The original post can be found on the Electric Cloud blog.
In a recent Continuous Discussions (#c9d9) video podcast, expert panelists discussed ChatOps and DevOps.
Our expert panel included: Michael Chletsos, founder at InfoTech MegaCorp; Rad Dougall, geek translator; Jonathan Rudenberg, co-founder at Flynn; Marcus Young; web operations engineer at Stratasan; and Sam Fell.
During the episode, the panelists discussed key benefits, use cases, and best practices for ChatOps. Continue reading for their full insights. (Also, be sure to check out the best practices shared by Daniel Perez from HPE on ChatOps in the enterprise, which also include the code for their Hubot integrations on GitHub!)
What is ChatOps?
ChatOps brings more clarity into what everyone on the team is doing, per Cheltsos: “When somebody says, ‘The world is on fire,’ and then somebody runs off into the wherever they run and they start doing stuff, everyone is like, ‘What are they doing?’ and nobody knows. ChatOps is bringing that to the foreground so that everybody knows what’s going on. No more hidden secrets. No more, ‘It’s fixed’ – you see why it was fixed.”

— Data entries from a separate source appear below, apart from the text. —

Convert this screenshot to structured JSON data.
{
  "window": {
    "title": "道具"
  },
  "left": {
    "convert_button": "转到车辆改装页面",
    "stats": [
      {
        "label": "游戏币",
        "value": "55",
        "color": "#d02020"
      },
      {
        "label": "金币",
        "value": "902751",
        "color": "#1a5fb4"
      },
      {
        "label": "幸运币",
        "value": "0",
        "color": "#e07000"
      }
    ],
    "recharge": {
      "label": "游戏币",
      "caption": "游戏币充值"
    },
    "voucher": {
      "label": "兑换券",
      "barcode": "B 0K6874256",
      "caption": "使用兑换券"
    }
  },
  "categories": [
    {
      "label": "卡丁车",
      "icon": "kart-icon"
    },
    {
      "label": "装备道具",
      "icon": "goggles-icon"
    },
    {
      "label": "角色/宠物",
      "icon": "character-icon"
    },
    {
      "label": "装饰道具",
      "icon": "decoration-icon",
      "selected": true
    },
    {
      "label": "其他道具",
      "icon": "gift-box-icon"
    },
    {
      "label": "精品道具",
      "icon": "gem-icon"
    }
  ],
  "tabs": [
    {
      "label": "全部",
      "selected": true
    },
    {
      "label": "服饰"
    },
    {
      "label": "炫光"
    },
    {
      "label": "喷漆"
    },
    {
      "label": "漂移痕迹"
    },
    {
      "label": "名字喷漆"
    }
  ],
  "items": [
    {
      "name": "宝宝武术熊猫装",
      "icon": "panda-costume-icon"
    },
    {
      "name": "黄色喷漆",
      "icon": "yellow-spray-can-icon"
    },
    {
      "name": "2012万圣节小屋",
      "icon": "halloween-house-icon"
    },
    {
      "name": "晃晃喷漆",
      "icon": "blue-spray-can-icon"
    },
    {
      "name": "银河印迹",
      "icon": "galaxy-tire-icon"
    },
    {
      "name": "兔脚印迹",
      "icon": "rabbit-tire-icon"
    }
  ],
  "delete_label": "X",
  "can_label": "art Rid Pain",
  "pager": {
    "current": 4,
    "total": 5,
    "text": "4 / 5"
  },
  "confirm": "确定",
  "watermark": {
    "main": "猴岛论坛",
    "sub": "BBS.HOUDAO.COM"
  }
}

Dougall emphasizes the benefit of being able to work in different time zones and still being clued-in to what’s going on: “What I like about ChatOps is I can dive in and out. Even if my guy in New Zealand is asleep, I can see what he did to fix the problem. And, if I’m communicating with the customer in my time zone, I don’t need him to be there. I can see everything in one place, like a single payment blast on all of the systems.”
ChatOps are much more current and useful for knowledge sharing than Wikis, says Wallgren: “I think of ChatOps of being like a Wiki, only it’s not out of date. It’s the constantly self-updating Wiki. ‘How do I this?’ Well, go search in the chat, and chances are it’s going to work. On the other hand, the Wiki page was edited 18 months ago by somebody who doesn’t work there anymore. I kind of crap on Wikis all the time because I find them terribly useful for spelunking and architectural digging around into what we did five years ago. But it’s never where I go first. So I think ChatOps as more like what Wikis should be – always up-to-date, always current. The right people are available, you can ask questions and get answers in real time, as opposed to having to drop out of the Wiki and go talk on email or that kind of stuff.”
ChatOps moves work from dashboards to chat rooms, allowing for more discussion, explains Rudenberg: “I like to think of ChatOps as basically moving a lot of the work that you normally do in a command line or in dashboards, into whatever chat room you’re using for your organization. We use it a lot for incoming alerts, and it allows for a discussion of what’s going on in production without having to think about linking people off to other places and so on. You can also bring in active commands to do things against your infrastructure from the chat room as well.”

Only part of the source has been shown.